South Korea is making significant strides in its cryptocurrency landscape as part of its ambitious growth strategy for 2026. The government has announced plans to introduce spot Bitcoin and digital asset exchange-traded funds (ETFs) by that year, marking a notable shift in its regulatory approach. This development will allow investors to gain exposure to major cryptocurrencies like Bitcoin and Ethereum through regulated funds, rather than direct exchanges.
The move is tied to a broader digital asset initiative, aiming to establish a comprehensive legal framework, including a new Digital Asset Act that focuses on regulating stablecoins. This marks a significant change from the previous position of the Financial Services Commission (FSC), which warned securities firms against offering access to overseas-listed spot Bitcoin ETFs as recently as January 2024. The FSC indicated that it would continue to monitor global trends while maintaining its stance against such financial products within the domestic market.
In the recently outlined plans, the government aims to complete Phase 2 of its digital-asset legislation by the first quarter of 2026. This phase includes key requirements such as issuer approvals and capital checks, designed to safeguard reserves and improve redemption processes for investors. Officials also noted that these efforts are part of broader market reforms intended to enhance capital access and support cross-border activities.
A separate update from the finance ministry revealed that South Korea would transition to 24-hour foreign exchange (FX) trading starting in July 2026. This shift aims to facilitate smoother trading of the Korean won for global investors, which has historically been hampered by capital controls and trading limits.
Market participants are now closely watching for the potential re-emergence of the “kimchi premium,” a phenomenon characterized by the price difference between cryptocurrencies on Korean exchanges versus international markets. Currently, there is a modest 0.61% premium on Bitcoin prices between the domestic exchange Upbit and Binance, reflecting the ongoing dynamics of demand and trading limits.
However, while the introduction of a spot Bitcoin ETF appears more feasible than before, analysts caution that substantial challenges remain. These challenges include establishing clearer rules for corporate and institutional participation, the governance of benchmark indexes, and ensuring that market makers have adequate tools for risk management and liquidity. Experts note that the successful implementation of spot Bitcoin ETFs will depend on the development of a supportive market structure that currently lacks certain essential participants.
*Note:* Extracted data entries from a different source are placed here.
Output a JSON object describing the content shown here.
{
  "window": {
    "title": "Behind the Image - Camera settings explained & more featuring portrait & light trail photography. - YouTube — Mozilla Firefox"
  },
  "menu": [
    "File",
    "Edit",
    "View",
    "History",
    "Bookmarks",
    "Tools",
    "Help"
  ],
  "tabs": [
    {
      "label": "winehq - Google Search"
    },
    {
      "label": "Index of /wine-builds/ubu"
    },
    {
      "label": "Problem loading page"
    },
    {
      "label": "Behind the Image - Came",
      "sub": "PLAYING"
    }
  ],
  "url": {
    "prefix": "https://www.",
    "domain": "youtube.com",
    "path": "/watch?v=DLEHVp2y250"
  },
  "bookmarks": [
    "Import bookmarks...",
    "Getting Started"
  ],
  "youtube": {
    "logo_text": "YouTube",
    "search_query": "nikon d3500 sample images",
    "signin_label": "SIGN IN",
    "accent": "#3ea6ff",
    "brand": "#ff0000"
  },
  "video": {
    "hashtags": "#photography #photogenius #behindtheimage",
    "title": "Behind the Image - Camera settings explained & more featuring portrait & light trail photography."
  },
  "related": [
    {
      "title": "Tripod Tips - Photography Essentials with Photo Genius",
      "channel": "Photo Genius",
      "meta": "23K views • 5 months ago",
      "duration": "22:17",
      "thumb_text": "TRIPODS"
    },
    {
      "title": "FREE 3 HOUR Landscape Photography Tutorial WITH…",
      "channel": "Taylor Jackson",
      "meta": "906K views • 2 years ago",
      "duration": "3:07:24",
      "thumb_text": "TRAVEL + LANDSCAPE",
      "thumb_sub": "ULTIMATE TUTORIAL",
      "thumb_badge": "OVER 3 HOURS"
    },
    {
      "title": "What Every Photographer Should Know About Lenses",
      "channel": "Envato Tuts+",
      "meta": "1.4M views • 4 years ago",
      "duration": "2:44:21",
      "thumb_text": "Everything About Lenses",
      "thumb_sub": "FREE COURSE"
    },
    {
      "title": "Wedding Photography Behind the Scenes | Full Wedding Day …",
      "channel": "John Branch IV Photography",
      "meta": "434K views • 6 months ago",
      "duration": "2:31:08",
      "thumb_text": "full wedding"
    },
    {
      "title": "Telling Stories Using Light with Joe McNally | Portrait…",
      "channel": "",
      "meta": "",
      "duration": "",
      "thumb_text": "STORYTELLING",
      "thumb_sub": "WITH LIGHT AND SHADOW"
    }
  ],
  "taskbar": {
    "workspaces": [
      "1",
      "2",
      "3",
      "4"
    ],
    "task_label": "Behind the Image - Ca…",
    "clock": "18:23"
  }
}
As South Korea progresses toward finalizing its digital asset legislation and other reforms, the next few months will be crucial. Market watchers will be examining three primary signals: the completion of the Phase 2 digital asset legislation, the FSC’s regulations for institutional access and ETF market-making, and the effectiveness of FX market reforms in minimizing historical trading frictions that have contributed to the kimchi premium spikes.